Was die Buschhatz bis zu Mararvs Kurswechsel kostete, verriet die Preisliste eines Kölner Jagdreisebüros. „Für Jäger mit Abtenteuergeist“ war die zweiwöchige „Büffel-Safari“ für 16.500 Euro zu haben, zwei gehörnte Kolosse inklusive. Jedes Extrawild hatte seinen Preis: ein Bongo schlug mit 3.500 Euro zu Buche, ein ordinäres Warzenschwein mit 450 Euro, ein Löwe durfte für 5.000 Euro in die ewigen Jagdgründe befördert werden. „Wir können Ihnen garantieren, daß Ihr Adrenalin-Spiegel sprunghaft steigt, wenn sich der Löwe nähert. Das ist eine Jagd für nervenstarke Jäger“, hieß es auf der Internetseite des Reisebüros. „Übliche Jagdart ist die Pirsch zu Fuß und das Ausgehen der Fährten.“

Darben mußten die nervenstarken Pirschgänger nicht. Nach Ankunft des Charterflugszeugs auf der Landepiste war an alles gedacht. Im gediegenen Savannen-Chalet wartete feinste Cuisine auf, mit täglich frischen Pain au chocolat, Holzofenpizza, Carpaccio vom Derby-Eland und gegrilltem Perlhuhn. Lunch wurd im Busch serviert, und das Eis zum Nachtisch flog laut Angebot der Pilot gleich mit ein. Allerdings, warnte das Reisebüro, galt es täglich bis zu zehn Kilometer durch den Busch zu laufen.

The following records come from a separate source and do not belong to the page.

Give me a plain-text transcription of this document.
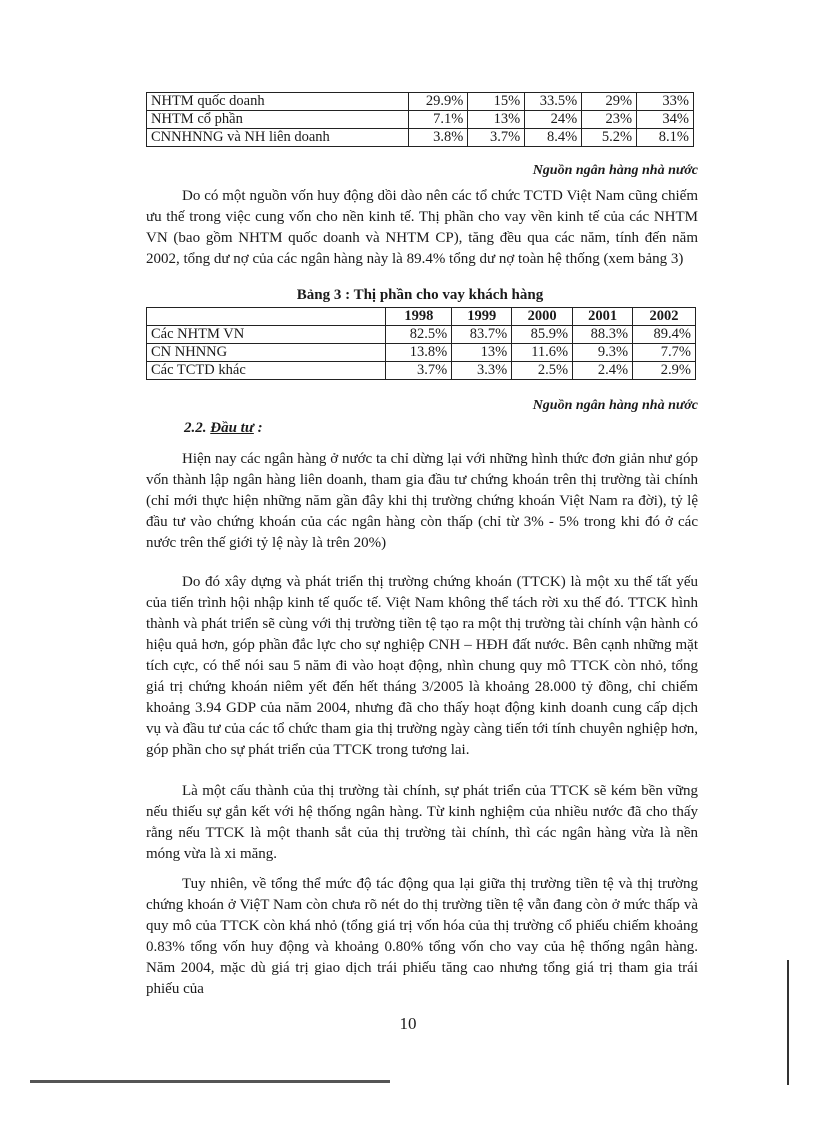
NHTM quốc doanh	29.9%	15%	33.5%	29%	33%
NHTM cổ phần	7.1%	13%	24%	23%	34%
CNNHNNG và NH liên doanh	3.8%	3.7%	8.4%	5.2%	8.1%
Nguồn ngân hàng nhà nước
Do có một nguồn vốn huy động dồi dào nên các tổ chức TCTD Việt Nam cũng chiếm ưu thế trong việc cung vốn cho nền kinh tế. Thị phần cho vay vền kinh tế của các NHTM VN (bao gồm NHTM quốc doanh và NHTM CP), tăng đều qua các năm, tính đến năm 2002, tổng dư nợ của các ngân hàng này là 89.4% tổng dư nợ toàn hệ thống (xem bảng 3)
Bảng 3 : Thị phần cho vay khách hàng
	1998	1999	2000	2001	2002
Các NHTM VN	82.5%	83.7%	85.9%	88.3%	89.4%
CN NHNNG	13.8%	13%	11.6%	9.3%	7.7%
Các TCTD khác	3.7%	3.3%	2.5%	2.4%	2.9%
Nguồn ngân hàng nhà nước
2.2. Đầu tư :
Hiện nay các ngân hàng ở nước ta chỉ dừng lại với những hình thức đơn giản như góp vốn thành lập ngân hàng liên doanh, tham gia đầu tư chứng khoán trên thị trường tài chính (chỉ mới thực hiện những năm gần đây khi thị trường chứng khoán Việt Nam ra đời), tỷ lệ đầu tư vào chứng khoán của các ngân hàng còn thấp (chỉ từ 3% - 5% trong khi đó ở các nước trên thế giới tỷ lệ này là trên 20%)
Do đó xây dựng và phát triển thị trường chứng khoán (TTCK) là một xu thế tất yếu của tiến trình hội nhập kinh tế quốc tế. Việt Nam không thể tách rời xu thế đó. TTCK hình thành và phát triển sẽ cùng với thị trường tiền tệ tạo ra một thị trường tài chính vận hành có hiệu quả hơn, góp phần đắc lực cho sự nghiệp CNH – HĐH đất nước. Bên cạnh những mặt tích cực, có thể nói sau 5 năm đi vào hoạt động, nhìn chung quy mô TTCK còn nhỏ, tổng giá trị chứng khoán niêm yết đến hết tháng 3/2005 là khoảng 28.000 tỷ đồng, chỉ chiếm khoảng 3.94 GDP của năm 2004, nhưng đã cho thấy hoạt động kinh doanh cung cấp dịch vụ và đầu tư của các tổ chức tham gia thị trường ngày càng tiến tới tính chuyên nghiệp hơn, góp phần cho sự phát triển của TTCK trong tương lai.
Là một cấu thành của thị trường tài chính, sự phát triển của TTCK sẽ kém bền vững nếu thiếu sự gắn kết với hệ thống ngân hàng. Từ kinh nghiệm của nhiều nước đã cho thấy rằng nếu TTCK là một thanh sắt của thị trường tài chính, thì các ngân hàng vừa là nền móng vừa là xi măng.
Tuy nhiên, về tổng thể mức độ tác động qua lại giữa thị trường tiền tệ và thị trường chứng khoán ở ViệT Nam còn chưa rõ nét do thị trường tiền tệ vẫn đang còn ở mức thấp và quy mô của TTCK còn khá nhỏ (tổng giá trị vốn hóa của thị trường cổ phiếu chiếm khoảng 0.83% tổng vốn huy động và khoảng 0.80% tổng vốn cho vay của hệ thống ngân hàng. Năm 2004, mặc dù giá trị giao dịch trái phiếu tăng cao nhưng tổng giá trị tham gia trái phiếu của
10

So viel Gastlichkeit ist Mararv und seinem Campverwalter und Buschpiloten Simpson selbst nicht widerfahren. Im März 2012 wurden die beiden und zehn weitere CAWA-Mitarbeiter von der Polizei eingebuchtet und unter Mordverdacht gestellt. Zuvor waren in der Nähe dreizehn Goldschürfer tot aufgefunden worden, die im CAWA-Jagdgebiet eine illegale Mine betrieben hatten. Simpson hatte mit seinen Männern die Leichen der von Macheten und Speeren zerfleischten Arbeiter entdeckt. Mit Mararv war er nach Bangui zur Polizei gefahren, um Fragen zu beantworten - und landete im Knast. Die CAWA-Männer saßen 162 Tage in einer überfüllten Zelle in Bangui ein, der erkrankte Mararv kürzer, ehe die Anklage fallen gelassen wurde.

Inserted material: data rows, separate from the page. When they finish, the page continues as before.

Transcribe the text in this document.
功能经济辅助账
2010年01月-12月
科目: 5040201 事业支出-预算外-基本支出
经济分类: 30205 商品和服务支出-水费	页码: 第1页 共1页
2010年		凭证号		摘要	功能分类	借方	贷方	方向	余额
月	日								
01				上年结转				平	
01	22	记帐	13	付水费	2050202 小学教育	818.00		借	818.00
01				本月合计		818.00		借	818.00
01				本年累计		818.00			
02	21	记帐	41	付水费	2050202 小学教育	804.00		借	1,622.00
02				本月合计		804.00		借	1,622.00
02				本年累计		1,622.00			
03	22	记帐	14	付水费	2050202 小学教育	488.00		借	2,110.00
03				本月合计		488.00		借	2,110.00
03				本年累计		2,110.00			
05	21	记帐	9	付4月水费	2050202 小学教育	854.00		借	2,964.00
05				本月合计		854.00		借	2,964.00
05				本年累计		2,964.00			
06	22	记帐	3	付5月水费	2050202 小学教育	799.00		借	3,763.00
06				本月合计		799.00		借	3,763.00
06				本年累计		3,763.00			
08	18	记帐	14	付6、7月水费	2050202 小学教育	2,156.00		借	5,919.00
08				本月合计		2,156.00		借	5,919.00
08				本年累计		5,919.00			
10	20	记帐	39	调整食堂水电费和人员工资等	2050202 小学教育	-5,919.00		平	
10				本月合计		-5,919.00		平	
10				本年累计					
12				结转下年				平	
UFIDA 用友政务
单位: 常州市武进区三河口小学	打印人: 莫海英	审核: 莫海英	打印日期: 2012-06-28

Eine Freilassung gegen Bestechungsgeld hatten sie zuvor abgelehnt. Der Verdacht war auf sie gefallen, weil Mararvs Leute mit den Goldschürfern mehrfach aneinandergeraten waren. Die Goldwäscher aus der Region waren über die von CAWA angelegen Buschpisten zu entlegenen Flußläufen vorgedrungen, um dort zu schürfen. Die Menschenrechtsorganisation Human Rights Watch vertrat später die Überzeugung, daß hinter den Morden Joseph Kony und seine berüchtigte ugandische Rebellenarmee, die Lord's Resistance Army (LRA), stecken. Die LRA hatte die Umgebung zuvor schon unsicher gemacht.

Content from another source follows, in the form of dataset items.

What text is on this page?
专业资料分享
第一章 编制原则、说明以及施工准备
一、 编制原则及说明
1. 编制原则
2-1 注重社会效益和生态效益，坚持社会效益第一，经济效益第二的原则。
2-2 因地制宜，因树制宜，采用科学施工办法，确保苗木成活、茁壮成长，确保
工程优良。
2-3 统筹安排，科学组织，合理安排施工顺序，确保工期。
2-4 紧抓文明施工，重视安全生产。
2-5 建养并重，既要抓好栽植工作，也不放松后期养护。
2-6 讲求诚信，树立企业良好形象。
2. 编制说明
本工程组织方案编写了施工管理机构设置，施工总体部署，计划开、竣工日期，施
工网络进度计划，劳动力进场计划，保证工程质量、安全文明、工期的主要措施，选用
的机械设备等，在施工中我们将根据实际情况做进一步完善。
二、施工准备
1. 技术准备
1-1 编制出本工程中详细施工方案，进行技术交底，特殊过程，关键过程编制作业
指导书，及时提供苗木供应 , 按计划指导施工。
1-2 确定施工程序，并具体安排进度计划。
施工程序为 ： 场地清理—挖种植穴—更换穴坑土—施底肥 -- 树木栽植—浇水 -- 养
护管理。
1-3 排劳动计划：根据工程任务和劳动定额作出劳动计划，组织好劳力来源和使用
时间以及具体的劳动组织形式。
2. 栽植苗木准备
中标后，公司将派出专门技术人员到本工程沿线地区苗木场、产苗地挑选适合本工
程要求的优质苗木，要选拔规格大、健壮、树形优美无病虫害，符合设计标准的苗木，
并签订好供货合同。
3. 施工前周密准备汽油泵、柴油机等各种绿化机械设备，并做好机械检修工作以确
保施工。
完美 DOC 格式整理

Aebischer, Hickisch und Mararv wollen am Chinko nun 17.700 Quadratkilometer in ein Biosphärenreservat verwandeln. Mararv hatte das Land für seine Jagdfirma 2014 auf fünfzig Jahre vom Staat gepachtet. 2013 hat das Trio das „Chinko Project“ gegründet, eine Schutzzone im CAWA-Konzessionsgebiet. Trotz der Turbulenzen in dem Unruheland ist es den Chinko-Aktivisten gelungen, das Projekt von der Regierung anerkennen zu lassen. „So einfach geben wir nicht auf“, hat sich Aebischer geschworen.

Einen Sponsor haben sie zuletzt im African Parks Network gefunden, einem gemeinnützigen Unternehmen aus Johannesburg, das Wildschutzgebiete in mehr oder weniger gescheiterten afrikanischen Staaten finanziert. Eine erste Finanzspritze über 2,4 Millionen US-Dollar dient dem Bau von Pisten, Gebäuden und Beobachterposten. Wie unwirtlich die Gegend ist, verdeutlichte im Januar 2017 eine weitere Hiobsepisode. Ein Helikopter mit Naturschützern an Bord stürzte ab. Zwei Mitarbeiter von African Parks, zuständig für die Rechtsdurchsetzung im Reservat, und der Pilot kamen um.